Phenome-wide association study (PheWAS). To demonstrate the utility of PLATO with simultaneous phenotype investigation, we performed a PheWAS using 16 phenotypes for each of the SNPs in the PubMed-identified T2D genes (33,569 SNPs after QC in this sample set). Phenotypes included: age-related macular degeneration (AMD), benign prostatic hyperplasia (BPH), age-related cataract, colon polyps, diverticulosis, gastroesophageal reflux disease (GERD), glaucoma, heart failure, hypothyroidism, ocular hypertension (OHT), mace on statins, venous thromboembolism (VTE), zoster, LDL cholesterol, HDL cholesterol, and triglycerides. For each SNP-phenotype pair tested, logistic or linear regression was used, depending on the whether the phenotype was binary or continuous, assuming the additive genetic model, and adjusting for year of birth, sex, BMI, and the first three PCs.

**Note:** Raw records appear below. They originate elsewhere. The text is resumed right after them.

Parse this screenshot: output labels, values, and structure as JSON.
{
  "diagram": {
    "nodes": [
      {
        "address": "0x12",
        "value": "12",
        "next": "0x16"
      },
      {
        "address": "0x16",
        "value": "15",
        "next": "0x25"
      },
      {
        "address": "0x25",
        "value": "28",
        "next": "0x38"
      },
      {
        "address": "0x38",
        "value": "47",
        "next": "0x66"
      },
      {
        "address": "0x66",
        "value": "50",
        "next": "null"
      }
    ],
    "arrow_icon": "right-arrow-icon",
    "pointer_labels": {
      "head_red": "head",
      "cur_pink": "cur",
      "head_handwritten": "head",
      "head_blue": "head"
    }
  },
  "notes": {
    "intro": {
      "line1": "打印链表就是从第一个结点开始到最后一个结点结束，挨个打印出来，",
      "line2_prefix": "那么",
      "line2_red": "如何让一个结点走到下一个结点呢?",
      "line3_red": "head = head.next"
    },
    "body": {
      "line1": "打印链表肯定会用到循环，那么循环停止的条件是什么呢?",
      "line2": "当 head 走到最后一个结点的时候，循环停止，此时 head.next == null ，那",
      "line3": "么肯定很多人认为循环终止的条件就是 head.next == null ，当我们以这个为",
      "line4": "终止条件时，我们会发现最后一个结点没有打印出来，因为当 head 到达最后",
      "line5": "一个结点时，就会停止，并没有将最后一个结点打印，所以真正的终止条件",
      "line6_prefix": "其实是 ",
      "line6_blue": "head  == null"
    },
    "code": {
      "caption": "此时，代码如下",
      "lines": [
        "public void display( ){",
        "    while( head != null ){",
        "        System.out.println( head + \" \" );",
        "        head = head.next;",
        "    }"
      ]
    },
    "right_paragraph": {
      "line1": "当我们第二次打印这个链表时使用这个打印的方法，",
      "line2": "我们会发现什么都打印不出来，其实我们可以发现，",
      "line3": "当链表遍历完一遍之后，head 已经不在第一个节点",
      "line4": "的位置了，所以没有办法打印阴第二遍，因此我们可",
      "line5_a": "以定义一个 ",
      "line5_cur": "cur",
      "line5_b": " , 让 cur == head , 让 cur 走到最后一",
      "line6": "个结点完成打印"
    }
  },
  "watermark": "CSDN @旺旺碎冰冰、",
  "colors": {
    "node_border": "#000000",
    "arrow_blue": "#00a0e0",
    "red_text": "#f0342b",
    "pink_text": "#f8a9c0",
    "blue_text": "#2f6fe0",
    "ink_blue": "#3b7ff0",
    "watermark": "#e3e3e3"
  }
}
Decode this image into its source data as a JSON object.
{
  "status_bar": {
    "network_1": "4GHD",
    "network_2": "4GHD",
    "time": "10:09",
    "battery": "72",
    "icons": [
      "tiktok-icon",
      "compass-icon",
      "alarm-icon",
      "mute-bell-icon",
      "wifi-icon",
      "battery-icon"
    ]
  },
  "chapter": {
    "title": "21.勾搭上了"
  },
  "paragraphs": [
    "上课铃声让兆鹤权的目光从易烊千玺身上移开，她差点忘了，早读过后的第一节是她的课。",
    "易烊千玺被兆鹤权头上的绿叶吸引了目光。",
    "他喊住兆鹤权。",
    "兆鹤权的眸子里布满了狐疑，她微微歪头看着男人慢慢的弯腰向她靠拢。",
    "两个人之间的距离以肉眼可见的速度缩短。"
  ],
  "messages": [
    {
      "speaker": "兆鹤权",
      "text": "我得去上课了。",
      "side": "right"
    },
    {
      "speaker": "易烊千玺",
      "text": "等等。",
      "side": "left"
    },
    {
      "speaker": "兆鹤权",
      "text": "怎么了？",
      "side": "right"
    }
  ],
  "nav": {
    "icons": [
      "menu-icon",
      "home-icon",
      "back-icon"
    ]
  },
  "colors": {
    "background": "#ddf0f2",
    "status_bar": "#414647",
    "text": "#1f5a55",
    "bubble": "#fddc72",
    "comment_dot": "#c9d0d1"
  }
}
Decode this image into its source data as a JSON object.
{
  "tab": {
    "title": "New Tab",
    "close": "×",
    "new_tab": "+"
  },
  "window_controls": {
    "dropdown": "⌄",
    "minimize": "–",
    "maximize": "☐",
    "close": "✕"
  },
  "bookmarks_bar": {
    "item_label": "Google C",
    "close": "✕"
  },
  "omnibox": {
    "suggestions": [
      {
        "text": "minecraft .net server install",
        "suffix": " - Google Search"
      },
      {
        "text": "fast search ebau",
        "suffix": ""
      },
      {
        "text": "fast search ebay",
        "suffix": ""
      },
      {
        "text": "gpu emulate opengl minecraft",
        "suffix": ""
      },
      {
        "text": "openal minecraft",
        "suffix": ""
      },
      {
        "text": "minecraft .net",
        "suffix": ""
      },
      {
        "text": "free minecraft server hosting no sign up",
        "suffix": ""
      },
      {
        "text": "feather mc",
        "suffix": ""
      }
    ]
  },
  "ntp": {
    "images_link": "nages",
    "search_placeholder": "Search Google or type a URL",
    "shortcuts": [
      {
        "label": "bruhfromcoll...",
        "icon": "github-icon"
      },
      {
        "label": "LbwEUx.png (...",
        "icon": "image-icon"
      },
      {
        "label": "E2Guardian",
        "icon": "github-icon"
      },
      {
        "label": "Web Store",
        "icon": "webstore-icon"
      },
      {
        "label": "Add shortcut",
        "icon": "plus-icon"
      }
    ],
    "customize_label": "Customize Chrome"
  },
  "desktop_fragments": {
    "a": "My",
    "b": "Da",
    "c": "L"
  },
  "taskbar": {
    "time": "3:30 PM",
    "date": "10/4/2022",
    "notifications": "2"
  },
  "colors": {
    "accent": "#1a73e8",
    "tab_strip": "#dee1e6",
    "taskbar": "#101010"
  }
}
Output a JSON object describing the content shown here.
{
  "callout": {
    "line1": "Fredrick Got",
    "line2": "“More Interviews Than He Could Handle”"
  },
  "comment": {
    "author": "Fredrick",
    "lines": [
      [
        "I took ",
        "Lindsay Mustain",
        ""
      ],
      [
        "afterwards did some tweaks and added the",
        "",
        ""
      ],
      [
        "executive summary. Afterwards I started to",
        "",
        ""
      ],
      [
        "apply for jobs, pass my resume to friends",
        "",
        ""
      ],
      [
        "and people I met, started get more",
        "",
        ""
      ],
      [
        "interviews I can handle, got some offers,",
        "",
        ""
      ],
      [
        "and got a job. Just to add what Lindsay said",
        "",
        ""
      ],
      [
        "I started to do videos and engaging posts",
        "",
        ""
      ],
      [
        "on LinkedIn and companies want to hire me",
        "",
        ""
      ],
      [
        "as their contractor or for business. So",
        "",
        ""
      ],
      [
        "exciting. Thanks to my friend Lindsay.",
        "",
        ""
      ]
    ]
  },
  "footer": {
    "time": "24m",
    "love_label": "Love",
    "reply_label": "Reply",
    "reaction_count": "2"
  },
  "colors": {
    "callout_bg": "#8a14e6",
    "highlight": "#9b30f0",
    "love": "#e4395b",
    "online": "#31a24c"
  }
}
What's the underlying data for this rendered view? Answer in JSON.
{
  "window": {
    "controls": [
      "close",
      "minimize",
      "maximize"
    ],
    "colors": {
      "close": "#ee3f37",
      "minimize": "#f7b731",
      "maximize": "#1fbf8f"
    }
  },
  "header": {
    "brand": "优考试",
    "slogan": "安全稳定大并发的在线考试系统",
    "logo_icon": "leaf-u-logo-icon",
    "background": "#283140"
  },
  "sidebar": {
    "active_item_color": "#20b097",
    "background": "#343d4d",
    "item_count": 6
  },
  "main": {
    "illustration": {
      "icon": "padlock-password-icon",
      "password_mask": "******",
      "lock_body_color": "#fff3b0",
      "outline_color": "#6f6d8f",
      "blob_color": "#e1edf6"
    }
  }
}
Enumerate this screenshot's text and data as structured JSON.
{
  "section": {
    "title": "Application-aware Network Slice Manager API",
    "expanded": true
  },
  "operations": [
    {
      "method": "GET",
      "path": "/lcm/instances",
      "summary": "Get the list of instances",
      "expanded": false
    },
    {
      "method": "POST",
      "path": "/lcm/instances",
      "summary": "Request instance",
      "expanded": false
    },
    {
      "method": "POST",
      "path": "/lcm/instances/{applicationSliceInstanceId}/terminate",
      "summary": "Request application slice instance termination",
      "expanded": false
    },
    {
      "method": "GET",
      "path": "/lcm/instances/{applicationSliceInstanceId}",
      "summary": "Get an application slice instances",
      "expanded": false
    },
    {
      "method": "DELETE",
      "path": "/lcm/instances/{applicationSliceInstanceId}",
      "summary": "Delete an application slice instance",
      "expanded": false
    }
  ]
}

PLATO commands: load-data recode-alleles --auto load-trait regress-auto --phewas --covariates --correction

Other functions of PLATO

Filtration. Quality control is an important step before running any analysis. PLATO is also equipped to perform major quality control steps to filter the data. The following filters can be applied to the data sets:

  • Minor allele frequency: the “filter-maf” command can be used to filter all variants below the minor allele frequency threshold provided by user.

  • Marker and sample missing rate: “filter-marker-call” and “filter-sample-call” can be used to filter markers and samples, respectively, according to the missing call rate thresholds provided.

  • Trait missing: “filter-trait-missing” can be used to drop all samples that have a missing phenotype value.

Concordance check. Checking for concordance among the two data sets is also an important quality control step, especially if samples are genotyped by two platforms, sequenced separately or imputed. PLATO’s “concordance” command is used to check for similarities and dissimilarities between the two data sets. This option outputs the following type of discordances among the two data sets:

  • Sample mismatch: For each sample, the summary of discordance is reported.

  • Marker mismatch: For each variant, the summary of discordance across all samples is reported.

  • Discordant calls: Detailed explanation of each discordant call in the two data sets.

Preparing the data for other tools. PLATO also allows for converting PED/MAP or BED/BIM/FAM files to other file formats such as Beagle56 format, Eigenstrat57 format and transposed PLINK4 format. The data can be filtered using filtration commands as described above and converted to different formats at the same time.

VCF files. In addition to PLINK formatted files, PLATO is also able to load VCF files. A user can provide both compressed and uncompressed VCF files, as well as specify if the file is poly-or bi-allelic. Additionally, PLATO can be used to perform a genotype concordance check between a VCF file and PLINK formatted ped and map files.

Code availability

PLATO is open-source and freely available to academics and non-profits at http://ritchielab.com/software/plato-download.

Data availability

The Marshfield PMRP data are publicly available at dbGaP. The SNP genotype data, diabetes case/control status, and PhenX variables are deposited in study phs000170.v2.p1. The sequence data from eMERGE-PGx is in the process of being deposited in dbGaP. The CNV data are available from the authors upon request.